More tips on how cats and dogs can live together

  • Offer the cat a raised feeding place
  • Unlike cats, dogs are scavengers and usually eat up their food completely. Cats, on the other hand, like to snack and eat their food more frequently and in smaller portions. Some cats divide their food up themselves throughout the day and therefore like to leave some in their bowl. To prevent your dog from eating the cat food, you should position it in such a way that it is only accessible to your cat. This also allows your cat to eat in a more relaxed way.

  • Provide retreats for both cat and dog
  • Cats love sleeping in places where they have a good view and which offer them a safe retreat. A tall scratching post or a climbing wall that leads up to a chest of drawers or a cupboard is suitable for this. At the same time, the dog’s basket should be out of bounds for the cat, so that it too has its own area as a place of retreat. 

  • Do not shut the cat and dog in
  • We now know how important retreats are for both animals as they are getting to know each other and living together, so they should always be available to them. Locking a cat or dog in a box to give the other animal a “safe” free run is therefore not advisable. The cat might feel threatened and restricted, while the dog could feel it is competing with the cat.

Which first, cat or dog?

Since dogs are pack animals, it is usually easier if the dog is already living in the home and the cat is the new addition. As a rule, dogs are more open to new pack members than cats and they are easier to train. In contrast, cats are very sensitive, especially to changes in their everyday life and environment. They are also more sceptical of new family members and often see a dog as a threat to their own territory or are simply afraid of it.

Depending on the experiences the dog has had with cats previously, this may not be the case. It is therefore best to get animals used to each other when they are young. They are usually curious and have not yet had any bad experiences. The character traits of the individual animals also have an influence on how well cats and dogs get used to each other.

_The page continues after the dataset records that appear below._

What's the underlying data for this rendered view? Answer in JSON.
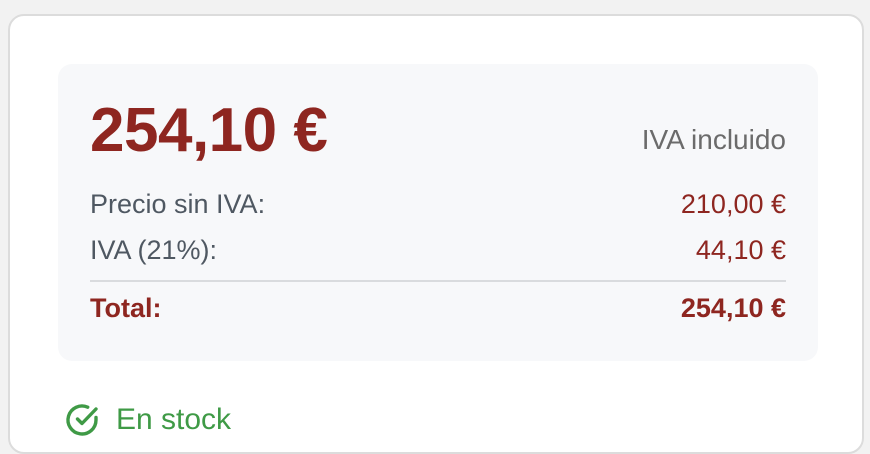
{
  "price": {
    "main": "254,10 €",
    "vat_note": "IVA incluido"
  },
  "breakdown": {
    "net_label": "Precio sin IVA:",
    "net_value": "210,00 €",
    "vat_label": "IVA (21%):",
    "vat_value": "44,10 €",
    "total_label": "Total:",
    "total_value": "254,10 €"
  },
  "stock": {
    "label": "En stock",
    "icon": "check-circle-icon",
    "color": "#3f9a46"
  },
  "colors": {
    "accent": "#8e2620",
    "panel": "#f7f8fa"
  }
}
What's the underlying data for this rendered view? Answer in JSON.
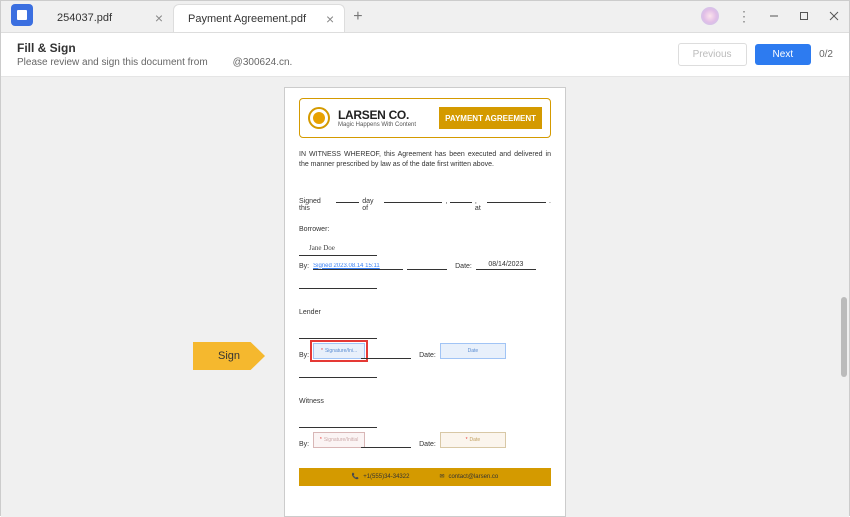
{
  "tabs": [
    {
      "label": "254037.pdf",
      "active": false
    },
    {
      "label": "Payment Agreement.pdf",
      "active": true
    }
  ],
  "header": {
    "title": "Fill & Sign",
    "subtitle_prefix": "Please review and sign this document from",
    "subtitle_from": "@300624.cn.",
    "previous": "Previous",
    "next": "Next",
    "counter": "0/2"
  },
  "sign_callout": "Sign",
  "document": {
    "company": "LARSEN CO.",
    "tagline": "Magic Happens With Content",
    "badge": "PAYMENT AGREEMENT",
    "witness": "IN WITNESS WHEREOF, this Agreement has been executed and delivered in the manner prescribed by law as of the date first written above.",
    "signed_this": "Signed this",
    "day_of": "day of",
    "at": ", at",
    "borrower": {
      "label": "Borrower:",
      "name": "Jane Doe",
      "by": "By:",
      "signature_text": "Signed 2023.08.14 15:11",
      "date_label": "Date:",
      "date_value": "08/14/2023"
    },
    "lender": {
      "label": "Lender",
      "by": "By:",
      "sig_placeholder": "Signature/Ini...",
      "date_label": "Date:",
      "date_placeholder": "Date"
    },
    "witness_role": {
      "label": "Witness",
      "by": "By:",
      "sig_placeholder": "Signature/Initial",
      "date_label": "Date:",
      "date_placeholder": "Date"
    },
    "footer": {
      "phone": "+1(555)34-34322",
      "email": "contact@larsen.co"
    }
  }
}
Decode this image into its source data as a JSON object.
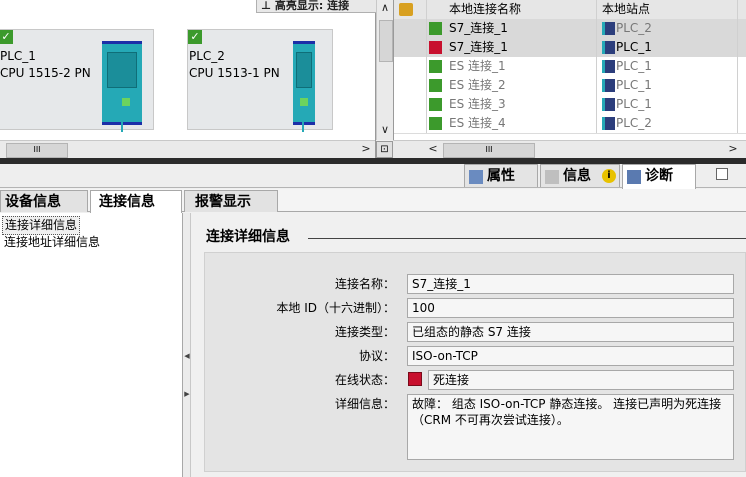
{
  "network": {
    "highlight_label": "高亮显示: 连接",
    "devices": [
      {
        "name": "PLC_1",
        "cpu": "CPU 1515-2 PN"
      },
      {
        "name": "PLC_2",
        "cpu": "CPU 1513-1 PN"
      }
    ],
    "scroll_thumb_label": "III"
  },
  "connection_table": {
    "headers": {
      "name": "本地连接名称",
      "station": "本地站点"
    },
    "rows": [
      {
        "name": "S7_连接_1",
        "station": "PLC_2",
        "status": "ok"
      },
      {
        "name": "S7_连接_1",
        "station": "PLC_1",
        "status": "error"
      },
      {
        "name": "ES 连接_1",
        "station": "PLC_1",
        "status": "ok"
      },
      {
        "name": "ES 连接_2",
        "station": "PLC_1",
        "status": "ok"
      },
      {
        "name": "ES 连接_3",
        "station": "PLC_1",
        "status": "ok"
      },
      {
        "name": "ES 连接_4",
        "station": "PLC_2",
        "status": "ok"
      }
    ],
    "scroll_thumb_label": "III"
  },
  "inspector": {
    "tabs": [
      {
        "label": "属性",
        "icon": "properties-icon"
      },
      {
        "label": "信息",
        "icon": "info-icon"
      },
      {
        "label": "诊断",
        "icon": "diagnostics-icon"
      }
    ],
    "subtabs": [
      "设备信息",
      "连接信息",
      "报警显示"
    ]
  },
  "nav": {
    "items": [
      "连接详细信息",
      "连接地址详细信息"
    ]
  },
  "section": {
    "title": "连接详细信息"
  },
  "form": {
    "fields": [
      {
        "label": "连接名称：",
        "value": "S7_连接_1"
      },
      {
        "label": "本地 ID（十六进制）：",
        "value": "100"
      },
      {
        "label": "连接类型：",
        "value": "已组态的静态 S7 连接"
      },
      {
        "label": "协议：",
        "value": "ISO-on-TCP"
      },
      {
        "label": "在线状态：",
        "value": "死连接"
      },
      {
        "label": "详细信息：",
        "value": "故障： 组态 ISO-on-TCP 静态连接。 连接已声明为死连接（CRM 不可再次尝试连接）。"
      }
    ]
  },
  "colors": {
    "ok_green": "#3c9a2c",
    "error_red": "#c8102e",
    "module_teal": "#25a9b6"
  }
}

Can you get any dog used to cats?

As already mentioned, the dog’s previous experience with cats plays a role. If your dog has often been put in its place by a neighbourhood cat, it is quite possible that it will generally be sceptical of felines and will adopt a defensive attitude. This can make it difficult to bring cats and dogs together.

Getting cat and dog used to each other despite bad experiences Previous experience plays a role in cat and dog integration

What if a cat and a dog cannot get used to each other?

The fact is that bringing cats and dogs together requires a lot of patience and time. As the pace varies, you have to rely on your instincts, as you know your animals best. If you are unsure whether it is possible for your cat and dog to live together, you can consult an animal behaviour therapist.

Important: A harmonious life does not necessarily mean that the cat and dog have to cuddle up together or play with each other. Both animals should simply be able to follow a relaxed daily routine so that neither dog nor cat experiences stress. As long as the animals accept each other, do not chase or attack each other and, if necessary, stay out of each other’s way, all is well. Do not try to force them to be close: your four-legged friends must be ready for this step and take it on their own initiative. What begins with them merely tolerating one another may well turn into an intimate, cuddly friendship over several years.

If you do not see any progress after several months and notice that one of the animals is not enjoying the situation or even that injuries are occurring, it is advisable to look for alternatives. Sometimes one of the animals may become jealous or refuse to eat due to stress. If such behaviour does not change even with professional help, you need to be fair to yourself, your family and your animals and make a personal decision. This might not be easy, but the welfare of the animals should always come first.